A virtual double, produced by a Russian company specializing in commercial deepfakes, will use the face of the American actor, diagnosed with aphasic, on new projects, in particular advertising.

He wasn’t quite gone, he’s not quite back. A few months after ending his career, Bruce Willis reappeared on a few screens in a project that has very little to do with his latest films. The actor appeared last year alongside Kazakh comedian Azamat Musagaliev, in a brief pastiche of an action film – and incidentally an advertisement for the Russian mobile operator MegaFon. Impeccable tuxedos, threatening bombshells and a touch of humor, it’s all there. Everything, except Bruce Willis, who was not present at the filming of the clip.

Little noticed at the time of its broadcast, the video resurfaced a few months later, after the announcement of the actor’s early retirement. His appearance was painstakingly reproduced by the Russian company Deepcake, which signed a contract with Bruce Willis, allowing him to use his face. “I liked the precision of my character, said the interested party in 2021, in a press release from MegaFan released when the project was announced. With the advent of modern technology, I was able to communicate, work and participate in filming, even while being on another continent. It’s a new and interesting experience for me, and I’m grateful to our team.”

Specializing in the making of ultra-realistic “digital twins”, Deepcake produced this scene using deepfake technology, these computer-generated images produced using artificial intelligence.

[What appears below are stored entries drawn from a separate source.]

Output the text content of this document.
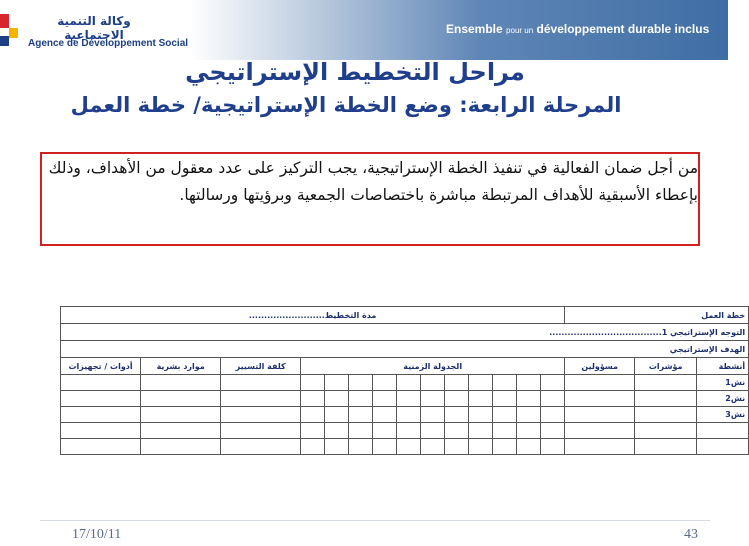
وكالة التنمية الاجتماعية
Agence de Développement Social
Ensemble pour un développement durable inclus
مراحل التخطيط الإستراتيجي
المرحلة الرابعة: وضع الخطة الإستراتيجية/ خطة العمل
من أجل ضمان الفعالية في تنفيذ الخطة الإستراتيجية، يجب التركيز على عدد معقول من الأهداف، وذلك بإعطاء الأسبقية للأهداف المرتبطة مباشرة باختصاصات الجمعية وبرؤيتها ورسالتها.
خطة العمل			مدة التخطيط.........................													
التوجه الإستراتيجي 1.....................................																
الهدف الإستراتيجي																
أنشطة	مؤشرات	مسؤولين	الجدولة الزمنية											كلفة التسيير	موارد بشرية	أدوات / تجهيزات
نش1																
نش2																
نش3																

17/10/11	43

For the shoot, Russian actor Konstantin Solovyov lent his silhouette, on which Deepcake engineers then let artificial intelligence apply the model of Bruce Willis’s face, from a database of 34,000 images. of the headlamp corresponding to the desired profile and lighting.

“Part of the future of cinema may lie in the use of digital actors, digital replicas”Deepcake CEO Maria Chmir told Reuters news agency in September 2021. achieve similar results in a much shorter time. “The first video, a trial, took us 15-17 days to make, but we were able to speed up the process afterwards, clarified Maria Chmir. Today we can generate a face in 4K resolution in 3-5 days.”

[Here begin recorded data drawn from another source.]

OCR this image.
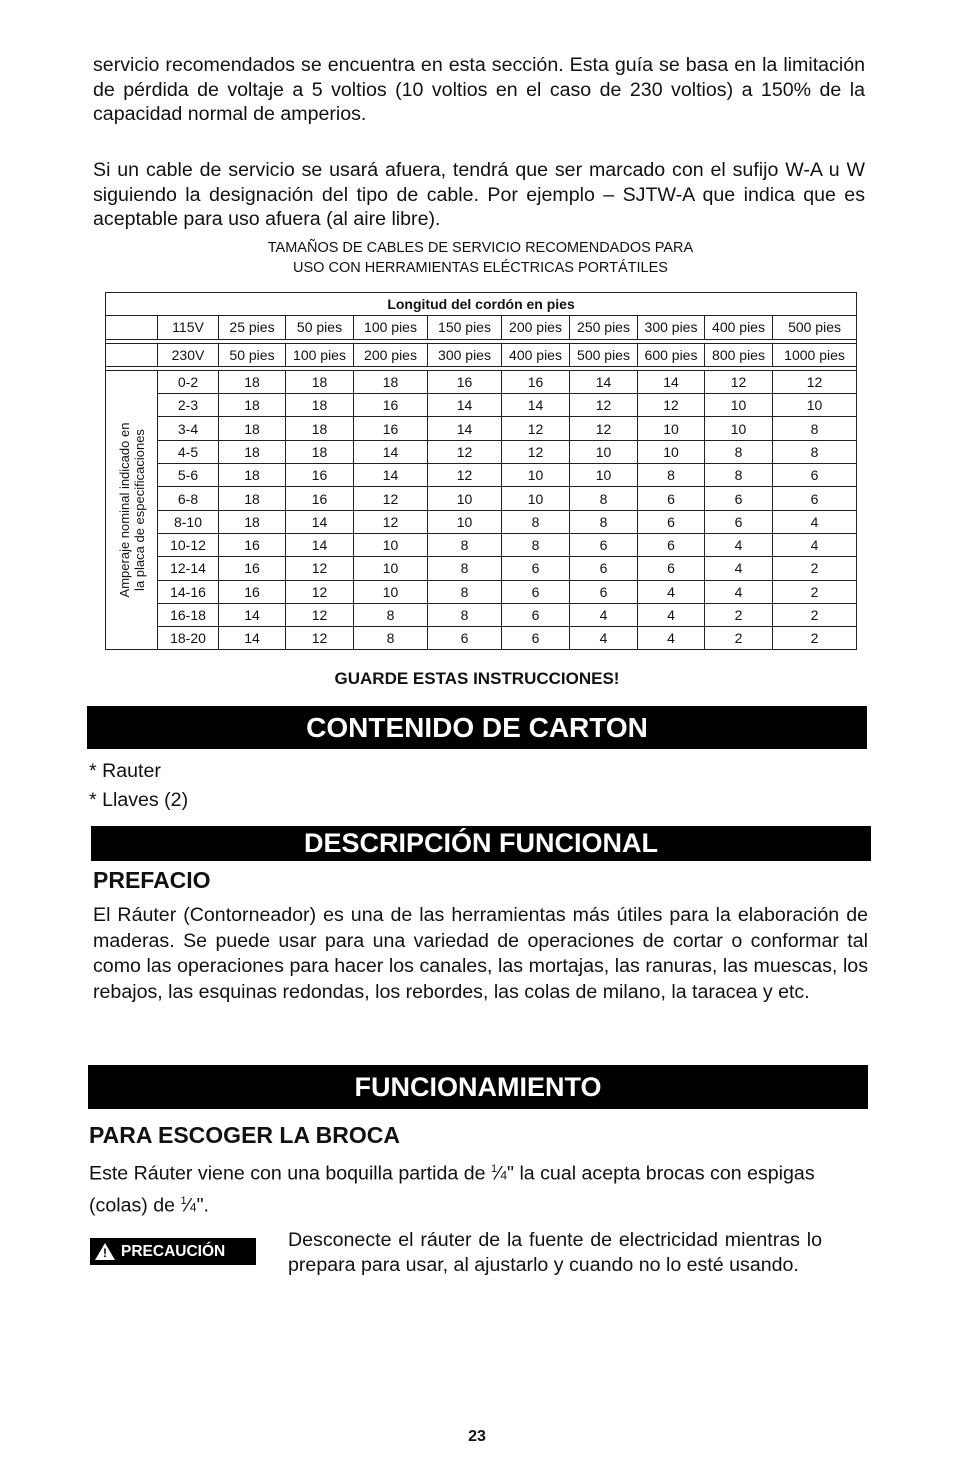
servicio recomendados se encuentra en esta sección. Esta guía se basa en la limitación de pérdida de voltaje a 5 voltios (10 voltios en el caso de 230 voltios) a 150% de la capacidad normal de amperios.

Si un cable de servicio se usará afuera, tendrá que ser marcado con el sufijo W-A u W siguiendo la designación del tipo de cable. Por ejemplo – SJTW-A que indica que es aceptable para uso afuera (al aire libre).

TAMAÑOS DE CABLES DE SERVICIO RECOMENDADOS PARA
USO CON HERRAMIENTAS ELÉCTRICAS PORTÁTILES
Longitud del cordón en pies										
	115V	25 pies	50 pies	100 pies	150 pies	200 pies	250 pies	300 pies	400 pies	500 pies

	230V	50 pies	100 pies	200 pies	300 pies	400 pies	500 pies	600 pies	800 pies	1000 pies

Amperaje nominal indicado en la placa de especificaciones	0-2	18	18	18	16	16	14	14	12	12
	2-3	18	18	16	14	14	12	12	10	10
	3-4	18	18	16	14	12	12	10	10	8
	4-5	18	18	14	12	12	10	10	8	8
	5-6	18	16	14	12	10	10	8	8	6
	6-8	18	16	12	10	10	8	6	6	6
	8-10	18	14	12	10	8	8	6	6	4
	10-12	16	14	10	8	8	6	6	4	4
	12-14	16	12	10	8	6	6	6	4	2
	14-16	16	12	10	8	6	6	4	4	2
	16-18	14	12	8	8	6	4	4	2	2
	18-20	14	12	8	6	6	4	4	2	2
GUARDE ESTAS INSTRUCCIONES!
CONTENIDO DE CARTON
* Rauter
* Llaves (2)
DESCRIPCIÓN FUNCIONAL
PREFACIO

El Ráuter (Contorneador) es una de las herramientas más útiles para la elaboración de maderas. Se puede usar para una variedad de operaciones de cortar o conformar tal como las operaciones para hacer los canales, las mortajas, las ranuras, las muescas, los rebajos, las esquinas redondas, los rebordes, las colas de milano, la taracea y etc.

FUNCIONAMIENTO
PARA ESCOGER LA BROCA

Este Ráuter viene con una boquilla partida de $^1$⁄4" la cual acepta brocas con espigas (colas) de $^1$⁄4".

! PRECAUCIÓN	Desconecte el ráuter de la fuente de electricidad mientras lo prepara para usar, al ajustarlo y cuando no lo esté usando.

23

Apart from deepfake, digital technologies have already been used on the big screen to give new roles to deceased actors – like Peter Cushing, who died in 1994 but is back in the role of Grand Moff Tarkin, for Rogue One the film Star Wars released in 2016. Another variant, this kind of tool can also be used to rejuvenate an actor, like Robert de Niro in The Irishman in 2019, or Johnny Depp in Pirates of the Caribbean: Salazar’s Revenge, in 2017.

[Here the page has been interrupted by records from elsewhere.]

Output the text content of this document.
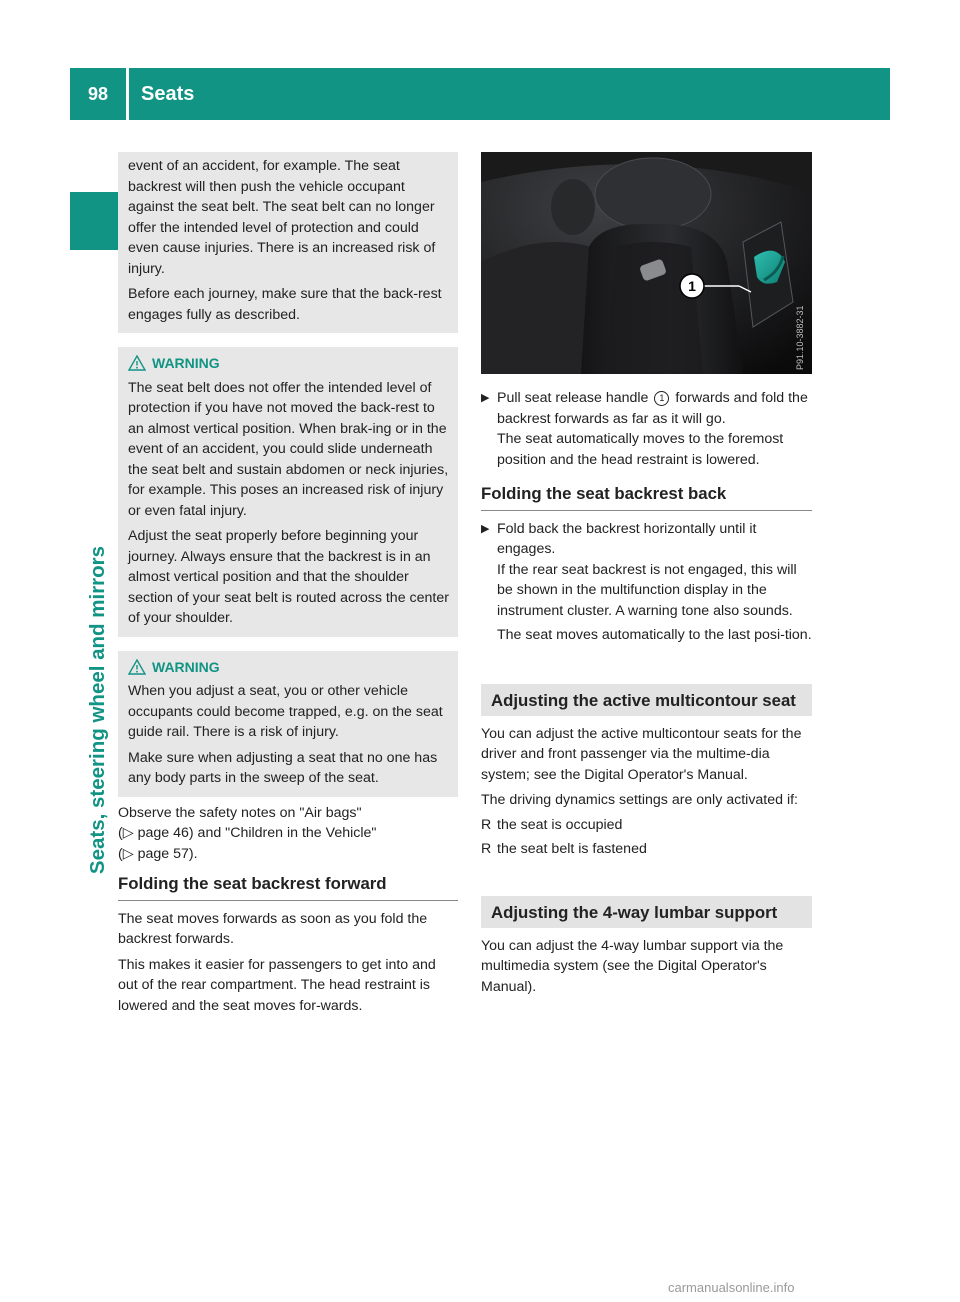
98	Seats
Seats, steering wheel and mirrors

event of an accident, for example. The seat backrest will then push the vehicle occupant against the seat belt. The seat belt can no longer offer the intended level of protection and could even cause injuries. There is an increased risk of injury.

Before each journey, make sure that the back-rest engages fully as described.

WARNING

The seat belt does not offer the intended level of protection if you have not moved the back-rest to an almost vertical position. When brak-ing or in the event of an accident, you could slide underneath the seat belt and sustain abdomen or neck injuries, for example. This poses an increased risk of injury or even fatal injury.

Adjust the seat properly before beginning your journey. Always ensure that the backrest is in an almost vertical position and that the shoulder section of your seat belt is routed across the center of your shoulder.

WARNING

When you adjust a seat, you or other vehicle occupants could become trapped, e.g. on the seat guide rail. There is a risk of injury.

Make sure when adjusting a seat that no one has any body parts in the sweep of the seat.

Observe the safety notes on "Air bags"
(▷ page 46) and "Children in the Vehicle"
(▷ page 57).
Folding the seat backrest forward

The seat moves forwards as soon as you fold the backrest forwards.

This makes it easier for passengers to get into and out of the rear compartment. The head restraint is lowered and the seat moves for-wards.

1
P91.10-3882-31
▶ Pull seat release handle 1 forwards and fold the backrest forwards as far as it will go.

The seat automatically moves to the foremost position and the head restraint is lowered.

Folding the seat backrest back
▶ Fold back the backrest horizontally until it engages.

If the rear seat backrest is not engaged, this will be shown in the multifunction display in the instrument cluster. A warning tone also sounds.

The seat moves automatically to the last posi-tion.

Adjusting the active multicontour seat

You can adjust the active multicontour seats for the driver and front passenger via the multime-dia system; see the Digital Operator's Manual.

The driving dynamics settings are only activated if:

R the seat is occupied
R the seat belt is fastened
Adjusting the 4-way lumbar support

You can adjust the 4-way lumbar support via the multimedia system (see the Digital Operator's Manual).

carmanualsonline.info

An option that would not displease Bruce Willis. “It’s a great opportunity for me to go back in timehe had rejoiced last year. The neural network was trained on the content of Die Hard a you Fifth elementso my character is similar to images from that time.” Suffering from aphasia, a disease characterized in particular by language disorders, Bruce Willis has decided to end his acting career, his family announced in March.